『オルタ』とともに

荒木 重雄

 私が畏友の紹介で加藤宣幸氏の知遇を得たのは2007年のことであった。私たちの世代のつねとして、仲間内の懇談は、えてして、懐旧譚に傾いたり、政治や社会の現状批判でも主体性を欠いた世間話に終わってしまいがちなのだが、そのなかで最年長の加藤氏だけが、ひとり、現状批判をいかに運動に結びつけられるのか、そのために『オルタ』をどう活用できるのか、そのためには『オルタ』がどうあらなければならないかを、真剣に自らに問い、他にも語りかけていた。最高齢者でありながらのその際立って前向きな姿勢に感銘を受けたのが、私が『オルタ』に関心を寄せた動機である。

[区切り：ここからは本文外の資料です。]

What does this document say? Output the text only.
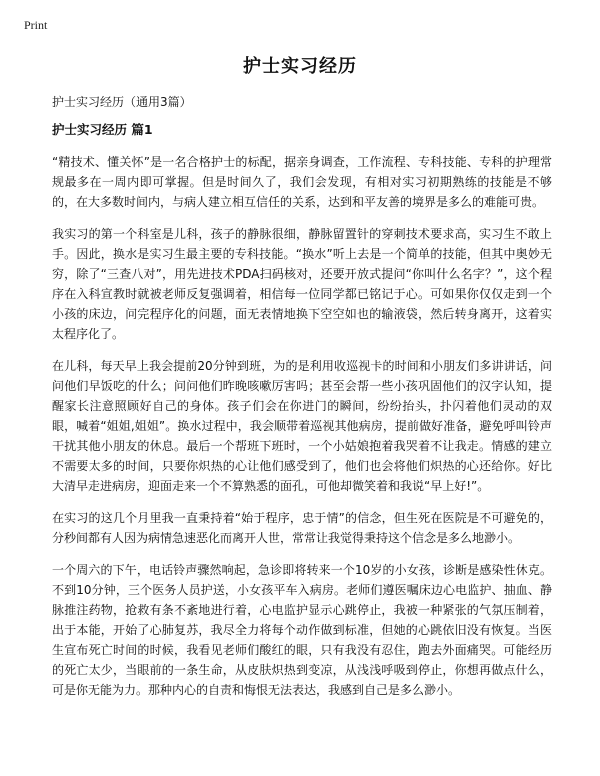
Print
护士实习经历

护士实习经历（通用3篇）

护士实习经历 篇1

“精技术、懂关怀”是一名合格护士的标配，据亲身调查，工作流程、专科技能、专科的护理常规最多在一周内即可掌握。但是时间久了，我们会发现，有相对实习初期熟练的技能是不够的，在大多数时间内，与病人建立相互信任的关系，达到和平友善的境界是多么的难能可贵。

我实习的第一个科室是儿科，孩子的静脉很细，静脉留置针的穿刺技术要求高，实习生不敢上手。因此，换水是实习生最主要的专科技能。“换水”听上去是一个简单的技能，但其中奥妙无穷，除了“三查八对”，用先进技术PDA扫码核对，还要开放式提问“你叫什么名字？”，这个程序在入科宣教时就被老师反复强调着，相信每一位同学都已铭记于心。可如果你仅仅走到一个小孩的床边，问完程序化的问题，面无表情地换下空空如也的输液袋，然后转身离开，这着实太程序化了。

在儿科，每天早上我会提前20分钟到班，为的是利用收巡视卡的时间和小朋友们多讲讲话，问问他们早饭吃的什么；问问他们昨晚咳嗽厉害吗；甚至会帮一些小孩巩固他们的汉字认知，提醒家长注意照顾好自己的身体。孩子们会在你进门的瞬间，纷纷抬头，扑闪着他们灵动的双眼，喊着“姐姐,姐姐”。换水过程中，我会顺带着巡视其他病房，提前做好准备，避免呼叫铃声干扰其他小朋友的休息。最后一个帮班下班时，一个小姑娘抱着我哭着不让我走。情感的建立不需要太多的时间，只要你炽热的心让他们感受到了，他们也会将他们炽热的心还给你。好比大清早走进病房，迎面走来一个不算熟悉的面孔，可他却微笑着和我说“早上好!”。

在实习的这几个月里我一直秉持着“始于程序，忠于情”的信念，但生死在医院是不可避免的，分秒间都有人因为病情急速恶化而离开人世，常常让我觉得秉持这个信念是多么地渺小。

一个周六的下午，电话铃声骤然响起，急诊即将转来一个10岁的小女孩，诊断是感染性休克。不到10分钟，三个医务人员护送，小女孩平车入病房。老师们遵医嘱床边心电监护、抽血、静脉推注药物，抢救有条不紊地进行着，心电监护显示心跳停止，我被一种紧张的气氛压制着，出于本能，开始了心肺复苏，我尽全力将每个动作做到标准，但她的心跳依旧没有恢复。当医生宣布死亡时间的时候，我看见老师们酸红的眼，只有我没有忍住，跑去外面痛哭。可能经历的死亡太少，当眼前的一条生命，从皮肤炽热到变凉，从浅浅呼吸到停止，你想再做点什么，可是你无能为力。那种内心的自责和悔恨无法表达，我感到自己是多么渺小。
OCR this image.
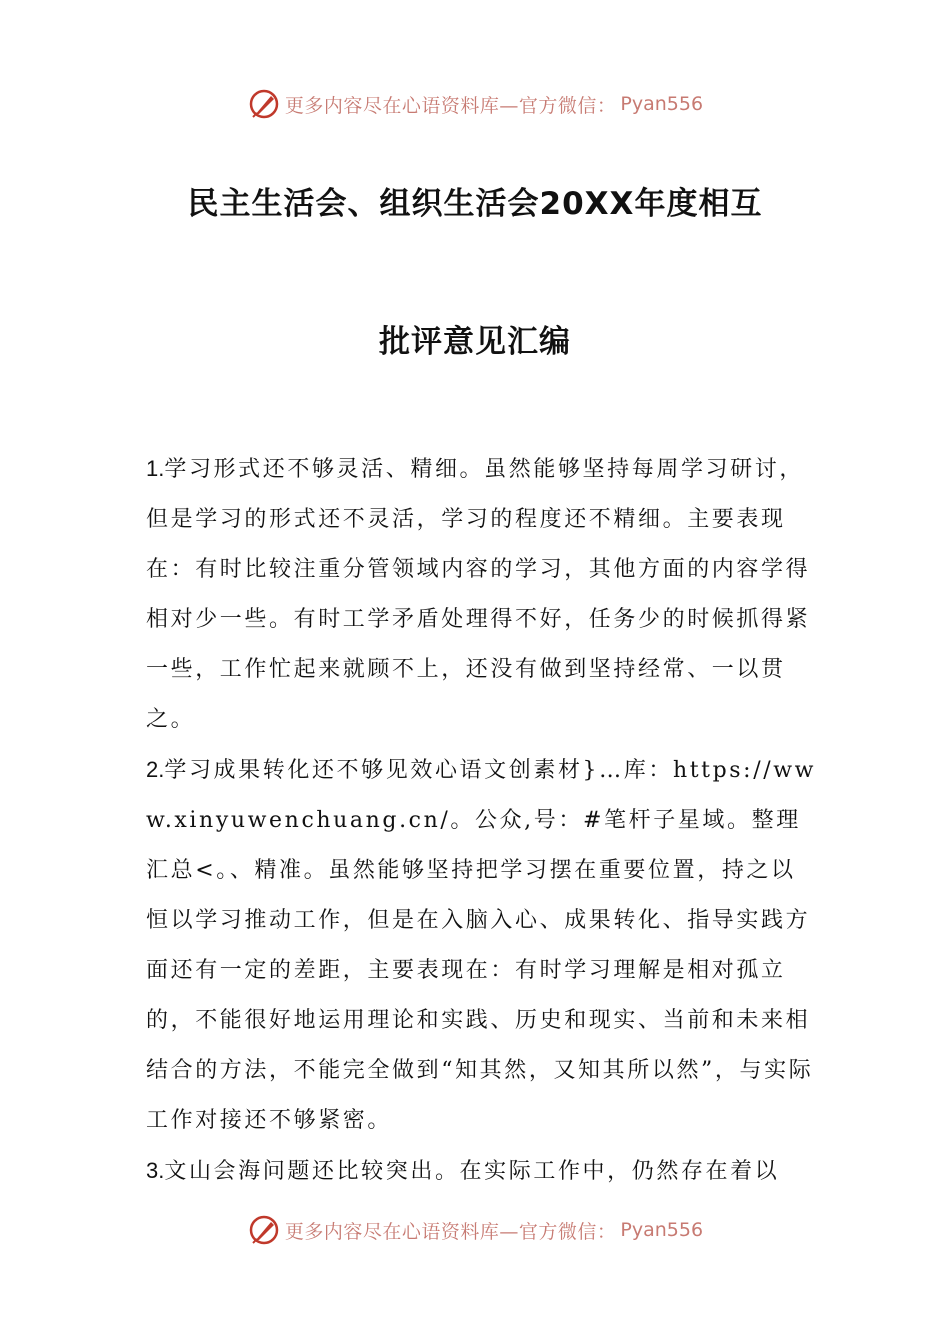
更多内容尽在心语资料库—官方微信： Pyan556
民主生活会、组织生活会20XX年度相互
批评意见汇编

1.学习形式还不够灵活、精细。虽然能够坚持每周学习研讨，但是学习的形式还不灵活，学习的程度还不精细。主要表现在：有时比较注重分管领域内容的学习，其他方面的内容学得相对少一些。有时工学矛盾处理得不好，任务少的时候抓得紧一些，工作忙起来就顾不上，还没有做到坚持经常、一以贯之。

2.学习成果转化还不够见效心语文创素材}…库：https://www.xinyuwenchuang.cn/。公众,号：#笔杆子星域。整理汇总<。、精准。虽然能够坚持把学习摆在重要位置，持之以恒以学习推动工作，但是在入脑入心、成果转化、指导实践方面还有一定的差距，主要表现在：有时学习理解是相对孤立的，不能很好地运用理论和实践、历史和现实、当前和未来相结合的方法，不能完全做到“知其然，又知其所以然”，与实际工作对接还不够紧密。

3.文山会海问题还比较突出。在实际工作中，仍然存在着以

更多内容尽在心语资料库—官方微信： Pyan556
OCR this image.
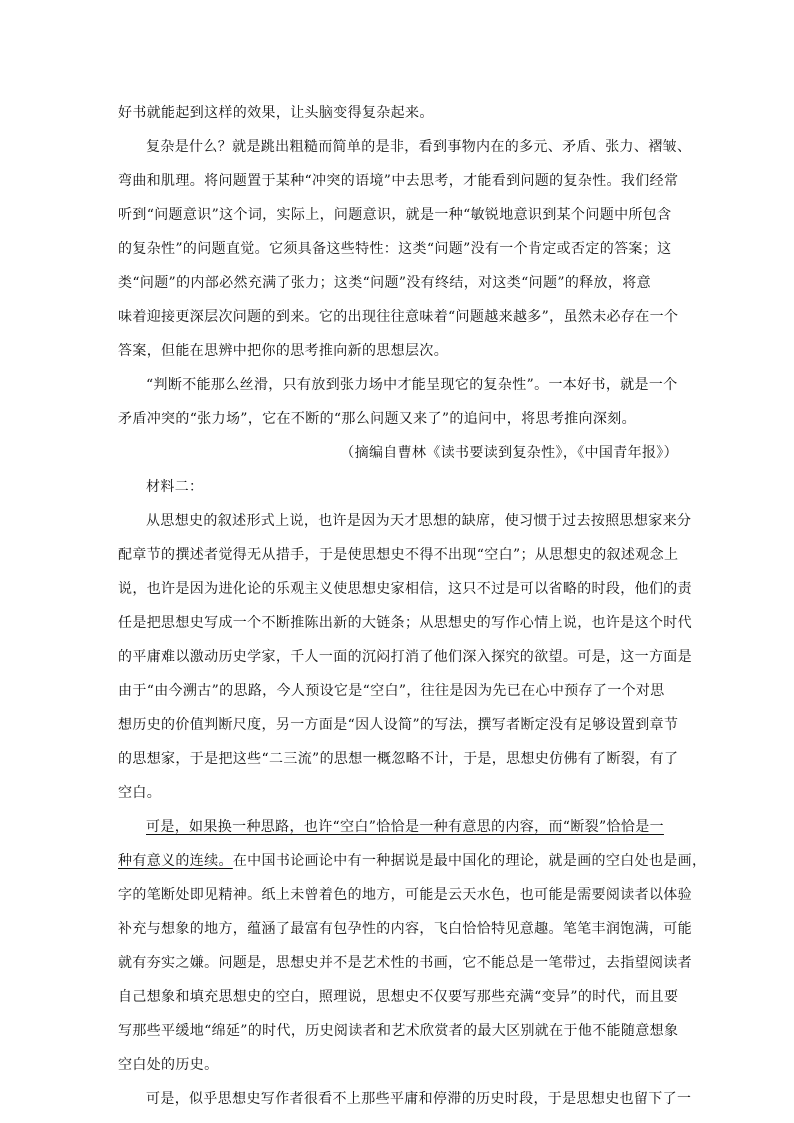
好书就能起到这样的效果，让头脑变得复杂起来。
复杂是什么？就是跳出粗糙而简单的是非，看到事物内在的多元、矛盾、张力、褶皱、
弯曲和肌理。将问题置于某种“冲突的语境”中去思考，才能看到问题的复杂性。我们经常
听到“问题意识”这个词，实际上，问题意识，就是一种“敏锐地意识到某个问题中所包含
的复杂性”的问题直觉。它须具备这些特性：这类“问题”没有一个肯定或否定的答案；这
类“问题”的内部必然充满了张力；这类“问题”没有终结，对这类“问题”的释放，将意
味着迎接更深层次问题的到来。它的出现往往意味着“问题越来越多”，虽然未必存在一个
答案，但能在思辨中把你的思考推向新的思想层次。
“判断不能那么丝滑，只有放到张力场中才能呈现它的复杂性”。一本好书，就是一个
矛盾冲突的“张力场”，它在不断的“那么问题又来了”的追问中，将思考推向深刻。
（摘编自曹林《读书要读到复杂性》，《中国青年报》）
材料二：
从思想史的叙述形式上说，也许是因为天才思想的缺席，使习惯于过去按照思想家来分
配章节的撰述者觉得无从措手，于是使思想史不得不出现“空白”；从思想史的叙述观念上
说，也许是因为进化论的乐观主义使思想史家相信，这只不过是可以省略的时段，他们的责
任是把思想史写成一个不断推陈出新的大链条；从思想史的写作心情上说，也许是这个时代
的平庸难以激动历史学家，千人一面的沉闷打消了他们深入探究的欲望。可是，这一方面是
由于“由今溯古”的思路，今人预设它是“空白”，往往是因为先已在心中预存了一个对思
想历史的价值判断尺度，另一方面是“因人设简”的写法，撰写者断定没有足够设置到章节
的思想家，于是把这些“二三流”的思想一概忽略不计，于是，思想史仿佛有了断裂，有了
空白。
可是，如果换一种思路，也许“空白”恰恰是一种有意思的内容，而“断裂”恰恰是一
种有意义的连续。在中国书论画论中有一种据说是最中国化的理论，就是画的空白处也是画，
字的笔断处即见精神。纸上未曾着色的地方，可能是云天水色，也可能是需要阅读者以体验
补充与想象的地方，蕴涵了最富有包孕性的内容，飞白恰恰特见意趣。笔笔丰润饱满，可能
就有夯实之嫌。问题是，思想史并不是艺术性的书画，它不能总是一笔带过，去指望阅读者
自己想象和填充思想史的空白，照理说，思想史不仅要写那些充满“变异”的时代，而且要
写那些平缓地“绵延”的时代，历史阅读者和艺术欣赏者的最大区别就在于他不能随意想象
空白处的历史。
可是，似乎思想史写作者很看不上那些平庸和停滞的历史时段，于是思想史也留下了一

 私がかかわりを持ちはじめた頃の『オルタ』は、社会的・政治的テーマの論文を巻頭に掲げながらも、格調の高い、あるいは滋味豊かな言葉が並ぶ、同人誌的な風情であった。いわば、人生の達人が一歩引いた高みから世相に提言するふうであった。
 それがしだいに変化したのは、社会の変化と軌を一にしている。とりわけ12年の第2次安倍政権発足以来の「戦後レジームからの脱却」政策の加速である。無謀な戦争で失われた300万の生命の犠牲を基に70余年に亙る国民の営みで維持してきた戦後日本の理念と仕組みが、一政権の恣意によって無惨にも毀されていく状況である。
 いま必要なのは、人生の達人が含蓄深い言葉で綴る文学的・哲学的思索ではなく、状況を撃つ言葉、状況を撃つ思想、状況を撃つ論理ではないか。選挙で反動化・右傾化に抗する一票を増やすことではないのか。そのような志向をこの時期、私と加藤宣幸氏は共有することができたように思う。

 『オルタ』は、掲載論文を今日的な社会・政治課題に直に向き合う論考に大幅にシフトするとともに、状況やそれに対する見解をより多くの人々に伝えるために、複合的なジャーナリズム・メディアへの転換を図った。それが、「オルタ・オープンセミナー」の開催や、リベラルな政治家・研究者・ジャーナリスト・元官僚などへのインタビュー動画の YOUTUBE 配信であった。
 加藤宣幸氏は一時期、毎号の『オルタ』の企画を立てると、かならず私に意見を求めてくれた。私はほとんど賛意を示し、励ましの言葉を伝えるだけだったが、いまとなっては誇らしい思い出である。

 そういえば、配信先の拡大のために幾つかの学会の名簿などを提供したときも加藤氏はことのほか喜んでくれた。またなぜか、私が主宰する「仏教に親しむ会」にも毎月、足を運んでくださって、私の講演を動画に撮影し、YOUTUBE に配信してくださった。それらの折々の加藤宣幸氏の温顔が忘れられない。
 お顔といえば、葬儀のとき控室に置かれてあった、どこかの庭園だろうか、和服姿の加藤宣幸氏が背筋をのばし、しっかり前を見つめ、正面に向かって歩いてこられる写真が印象深かった。お孫さんが撮られたそうだが、その歩む姿は加藤宣幸氏の人生そのものだったであろうし、また、いまもなお歩み続けておられるようにも思われる。